Question

There are two inclined surfaces of equal length inclined at an angle of \(45^\circ\) with the horizontal. One of them is rough and the other is perfectly smooth. A given body takes 2 times as much time to slide down on the rough surface than on the smooth surface. The coefficient of kinetic friction (\(\mu_k\)) between the object and the rough surface is close to :

• A. \( 0.80 \)
• B. \( 0.25 \)
• C. \( 0.75 \)
• D. \( 0.5 \)

Hint:

Use the equations of motion for constant acceleration. The acceleration down the incline depends on gravity and friction. Relate the times of descent using the given factor and solve for the coefficient of kinetic friction.

Answer 1

The Correct Option is C

To resolve this problem, we first evaluate the forces acting on an object descending each incline.

1. Smooth Surface:

As the surface is smooth, friction is absent. The operative forces are gravity, acting parallel to the incline, and the normal force.

The component of gravitational acceleration parallel to the incline is \( g\sin\theta \), with \( \theta= 45^\circ \).

Consequently, the acceleration is:

\( a_1 = g\sin\theta = \frac{g}{\sqrt{2}} \)

The equation for the time of descent \( t \) over an incline of length \( l \) under uniform acceleration \( a \) is:

\( t = \sqrt{\frac{2l}{a}} \)

The time of descent on the smooth surface is \( t_1 = \sqrt{\frac{2l}{a_1}} = \sqrt{\frac{2l\sqrt{2}}{g}} \).

2. Rough Surface:

The forces involved are gravity, the normal force, and friction.

The frictional force is calculated as \( f_k = \mu_k N = \mu_k mg\cos\theta \).

The net force acting down the incline is \( mg\sin\theta - f_k = mg\sin\theta - \mu_k mg\cos\theta \).

The net acceleration is:

\( a_2 = g(\sin\theta - \mu_k \cos\theta) = g\left(\frac{1}{\sqrt{2}} - \mu_k \frac{1}{\sqrt{2}}\right) \)

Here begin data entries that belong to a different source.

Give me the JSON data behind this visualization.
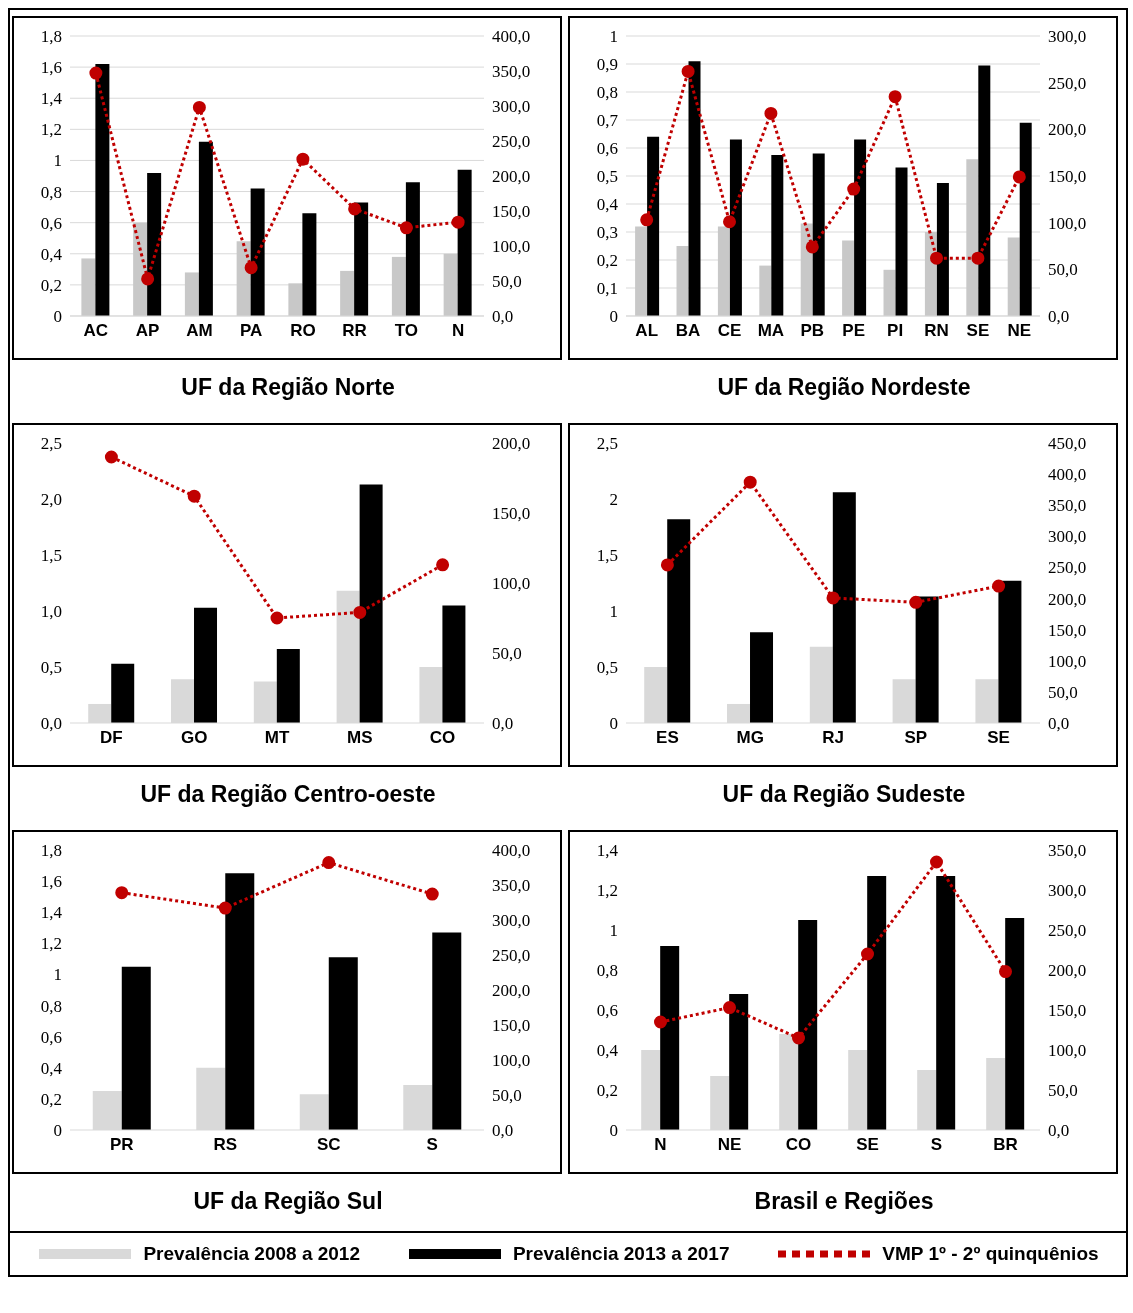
{
  "chart_data": [
    {
      "type": "bar",
      "xlabel": "UF da Região Norte",
      "categories": [
        "AC",
        "AP",
        "AM",
        "PA",
        "RO",
        "RR",
        "TO",
        "N"
      ],
      "grid": "y",
      "marker": "circle",
      "line_style": "dotted",
      "ylim": [
        0,
        1.8
      ],
      "yticks": [
        {
          "value": 0,
          "label": "0"
        },
        {
          "value": 0.2,
          "label": "0,2"
        },
        {
          "value": 0.4,
          "label": "0,4"
        },
        {
          "value": 0.6,
          "label": "0,6"
        },
        {
          "value": 0.8,
          "label": "0,8"
        },
        {
          "value": 1,
          "label": "1"
        },
        {
          "value": 1.2,
          "label": "1,2"
        },
        {
          "value": 1.4,
          "label": "1,4"
        },
        {
          "value": 1.6,
          "label": "1,6"
        },
        {
          "value": 1.8,
          "label": "1,8"
        }
      ],
      "y2lim": [
        0,
        400
      ],
      "y2ticks": [
        {
          "value": 0,
          "label": "0,0"
        },
        {
          "value": 50,
          "label": "50,0"
        },
        {
          "value": 100,
          "label": "100,0"
        },
        {
          "value": 150,
          "label": "150,0"
        },
        {
          "value": 200,
          "label": "200,0"
        },
        {
          "value": 250,
          "label": "250,0"
        },
        {
          "value": 300,
          "label": "300,0"
        },
        {
          "value": 350,
          "label": "350,0"
        },
        {
          "value": 400,
          "label": "400,0"
        }
      ],
      "series": [
        {
          "color": "#c8c8c8",
          "values": [
            0.37,
            0.6,
            0.28,
            0.48,
            0.21,
            0.29,
            0.38,
            0.4
          ]
        },
        {
          "color": "#000000",
          "values": [
            1.62,
            0.92,
            1.12,
            0.82,
            0.66,
            0.73,
            0.86,
            0.94
          ]
        },
        {
          "type": "line",
          "axis": "y2",
          "color": "#c00000",
          "values": [
            347,
            53,
            298,
            69,
            224,
            153,
            126,
            134
          ]
        }
      ]
    },
    {
      "type": "bar",
      "xlabel": "UF da Região Nordeste",
      "categories": [
        "AL",
        "BA",
        "CE",
        "MA",
        "PB",
        "PE",
        "PI",
        "RN",
        "SE",
        "NE"
      ],
      "grid": "y",
      "marker": "circle",
      "line_style": "dotted",
      "ylim": [
        0,
        1
      ],
      "yticks": [
        {
          "value": 0,
          "label": "0"
        },
        {
          "value": 0.1,
          "label": "0,1"
        },
        {
          "value": 0.2,
          "label": "0,2"
        },
        {
          "value": 0.3,
          "label": "0,3"
        },
        {
          "value": 0.4,
          "label": "0,4"
        },
        {
          "value": 0.5,
          "label": "0,5"
        },
        {
          "value": 0.6,
          "label": "0,6"
        },
        {
          "value": 0.7,
          "label": "0,7"
        },
        {
          "value": 0.8,
          "label": "0,8"
        },
        {
          "value": 0.9,
          "label": "0,9"
        },
        {
          "value": 1,
          "label": "1"
        }
      ],
      "y2lim": [
        0,
        300
      ],
      "y2ticks": [
        {
          "value": 0,
          "label": "0,0"
        },
        {
          "value": 50,
          "label": "50,0"
        },
        {
          "value": 100,
          "label": "100,0"
        },
        {
          "value": 150,
          "label": "150,0"
        },
        {
          "value": 200,
          "label": "200,0"
        },
        {
          "value": 250,
          "label": "250,0"
        },
        {
          "value": 300,
          "label": "300,0"
        }
      ],
      "series": [
        {
          "color": "#c8c8c8",
          "values": [
            0.32,
            0.25,
            0.32,
            0.18,
            0.33,
            0.27,
            0.165,
            0.3,
            0.56,
            0.28
          ]
        },
        {
          "color": "#000000",
          "values": [
            0.64,
            0.91,
            0.63,
            0.575,
            0.58,
            0.63,
            0.53,
            0.475,
            0.895,
            0.69
          ]
        },
        {
          "type": "line",
          "axis": "y2",
          "color": "#c00000",
          "values": [
            103,
            262,
            101,
            217,
            74,
            136,
            235,
            62,
            62,
            149
          ]
        }
      ]
    },
    {
      "type": "bar",
      "xlabel": "UF da Região Centro-oeste",
      "categories": [
        "DF",
        "GO",
        "MT",
        "MS",
        "CO"
      ],
      "marker": "circle",
      "line_style": "dotted",
      "ylim": [
        0,
        2.5
      ],
      "yticks": [
        {
          "value": 0,
          "label": "0,0"
        },
        {
          "value": 0.5,
          "label": "0,5"
        },
        {
          "value": 1,
          "label": "1,0"
        },
        {
          "value": 1.5,
          "label": "1,5"
        },
        {
          "value": 2,
          "label": "2,0"
        },
        {
          "value": 2.5,
          "label": "2,5"
        }
      ],
      "y2lim": [
        0,
        200
      ],
      "y2ticks": [
        {
          "value": 0,
          "label": "0,0"
        },
        {
          "value": 50,
          "label": "50,0"
        },
        {
          "value": 100,
          "label": "100,0"
        },
        {
          "value": 150,
          "label": "150,0"
        },
        {
          "value": 200,
          "label": "200,0"
        }
      ],
      "series": [
        {
          "color": "#d9d9d9",
          "values": [
            0.17,
            0.39,
            0.37,
            1.18,
            0.5
          ]
        },
        {
          "color": "#000000",
          "values": [
            0.53,
            1.03,
            0.66,
            2.13,
            1.05
          ]
        },
        {
          "type": "line",
          "axis": "y2",
          "color": "#c00000",
          "values": [
            190,
            162,
            75,
            79,
            113
          ]
        }
      ]
    },
    {
      "type": "bar",
      "xlabel": "UF da Região Sudeste",
      "categories": [
        "ES",
        "MG",
        "RJ",
        "SP",
        "SE"
      ],
      "marker": "circle",
      "line_style": "dotted",
      "ylim": [
        0,
        2.5
      ],
      "yticks": [
        {
          "value": 0,
          "label": "0"
        },
        {
          "value": 0.5,
          "label": "0,5"
        },
        {
          "value": 1,
          "label": "1"
        },
        {
          "value": 1.5,
          "label": "1,5"
        },
        {
          "value": 2,
          "label": "2"
        },
        {
          "value": 2.5,
          "label": "2,5"
        }
      ],
      "y2lim": [
        0,
        450
      ],
      "y2ticks": [
        {
          "value": 0,
          "label": "0,0"
        },
        {
          "value": 50,
          "label": "50,0"
        },
        {
          "value": 100,
          "label": "100,0"
        },
        {
          "value": 150,
          "label": "150,0"
        },
        {
          "value": 200,
          "label": "200,0"
        },
        {
          "value": 250,
          "label": "250,0"
        },
        {
          "value": 300,
          "label": "300,0"
        },
        {
          "value": 350,
          "label": "350,0"
        },
        {
          "value": 400,
          "label": "400,0"
        },
        {
          "value": 450,
          "label": "450,0"
        }
      ],
      "series": [
        {
          "color": "#d9d9d9",
          "values": [
            0.5,
            0.17,
            0.68,
            0.39,
            0.39
          ]
        },
        {
          "color": "#000000",
          "values": [
            1.82,
            0.81,
            2.06,
            1.13,
            1.27
          ]
        },
        {
          "type": "line",
          "axis": "y2",
          "color": "#c00000",
          "values": [
            254,
            387,
            201,
            194,
            220
          ]
        }
      ]
    },
    {
      "type": "bar",
      "xlabel": "UF da Região Sul",
      "categories": [
        "PR",
        "RS",
        "SC",
        "S"
      ],
      "marker": "circle",
      "line_style": "dotted",
      "ylim": [
        0,
        1.8
      ],
      "yticks": [
        {
          "value": 0,
          "label": "0"
        },
        {
          "value": 0.2,
          "label": "0,2"
        },
        {
          "value": 0.4,
          "label": "0,4"
        },
        {
          "value": 0.6,
          "label": "0,6"
        },
        {
          "value": 0.8,
          "label": "0,8"
        },
        {
          "value": 1,
          "label": "1"
        },
        {
          "value": 1.2,
          "label": "1,2"
        },
        {
          "value": 1.4,
          "label": "1,4"
        },
        {
          "value": 1.6,
          "label": "1,6"
        },
        {
          "value": 1.8,
          "label": "1,8"
        }
      ],
      "y2lim": [
        0,
        400
      ],
      "y2ticks": [
        {
          "value": 0,
          "label": "0,0"
        },
        {
          "value": 50,
          "label": "50,0"
        },
        {
          "value": 100,
          "label": "100,0"
        },
        {
          "value": 150,
          "label": "150,0"
        },
        {
          "value": 200,
          "label": "200,0"
        },
        {
          "value": 250,
          "label": "250,0"
        },
        {
          "value": 300,
          "label": "300,0"
        },
        {
          "value": 350,
          "label": "350,0"
        },
        {
          "value": 400,
          "label": "400,0"
        }
      ],
      "series": [
        {
          "color": "#d9d9d9",
          "values": [
            0.25,
            0.4,
            0.23,
            0.29
          ]
        },
        {
          "color": "#000000",
          "values": [
            1.05,
            1.65,
            1.11,
            1.27
          ]
        },
        {
          "type": "line",
          "axis": "y2",
          "color": "#c00000",
          "values": [
            339,
            317,
            382,
            337
          ]
        }
      ]
    },
    {
      "type": "bar",
      "xlabel": "Brasil e Regiões",
      "categories": [
        "N",
        "NE",
        "CO",
        "SE",
        "S",
        "BR"
      ],
      "marker": "circle",
      "line_style": "dotted",
      "legend": "bottom",
      "ylim": [
        0,
        1.4
      ],
      "yticks": [
        {
          "value": 0,
          "label": "0"
        },
        {
          "value": 0.2,
          "label": "0,2"
        },
        {
          "value": 0.4,
          "label": "0,4"
        },
        {
          "value": 0.6,
          "label": "0,6"
        },
        {
          "value": 0.8,
          "label": "0,8"
        },
        {
          "value": 1,
          "label": "1"
        },
        {
          "value": 1.2,
          "label": "1,2"
        },
        {
          "value": 1.4,
          "label": "1,4"
        }
      ],
      "y2lim": [
        0,
        350
      ],
      "y2ticks": [
        {
          "value": 0,
          "label": "0,0"
        },
        {
          "value": 50,
          "label": "50,0"
        },
        {
          "value": 100,
          "label": "100,0"
        },
        {
          "value": 150,
          "label": "150,0"
        },
        {
          "value": 200,
          "label": "200,0"
        },
        {
          "value": 250,
          "label": "250,0"
        },
        {
          "value": 300,
          "label": "300,0"
        },
        {
          "value": 350,
          "label": "350,0"
        }
      ],
      "series": [
        {
          "name": "Prevalência 2008 a 2012",
          "color": "#d9d9d9",
          "values": [
            0.4,
            0.27,
            0.48,
            0.4,
            0.3,
            0.36
          ]
        },
        {
          "name": "Prevalência 2013 a 2017",
          "color": "#000000",
          "values": [
            0.92,
            0.68,
            1.05,
            1.27,
            1.27,
            1.06
          ]
        },
        {
          "name": "VMP 1º - 2º quinquênios",
          "type": "line",
          "axis": "y2",
          "color": "#c00000",
          "values": [
            135,
            153,
            115,
            220,
            335,
            198
          ]
        }
      ]
    }
  ]
}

\( a_2 = \frac{g}{\sqrt{2}}(1 - \mu_k) \)

The time of descent on the rough surface is \( t_2 = \sqrt{\frac{2l}{a_2}} = \sqrt{\frac{2l\sqrt{2}}{g(1-\mu_k)}} \).

Condition Provided:

The time on the rough surface is twice the time on the smooth surface:

\( t_2 = 2t_1 \)

\( \sqrt{\frac{2l\sqrt{2}}{g(1-\mu_k)}} = 2\sqrt{\frac{2l\sqrt{2}}{g}} \)

Upon squaring both sides:

\( \frac{2l\sqrt{2}}{g(1-\mu_k)} = 4 \cdot \frac{2l\sqrt{2}}{g} \)

After canceling common terms and simplifying:

\( \frac{1}{1-\mu_k} = 4 \)

\( 1 = 4(1-\mu_k) \)

\( 1 = 4 - 4\mu_k \)

\( 4\mu_k = 3 \)

\( \mu_k = \frac{3}{4} = 0.75 \)

Therefore, the coefficient of kinetic friction is approximately \( \mu_k = 0.75 \).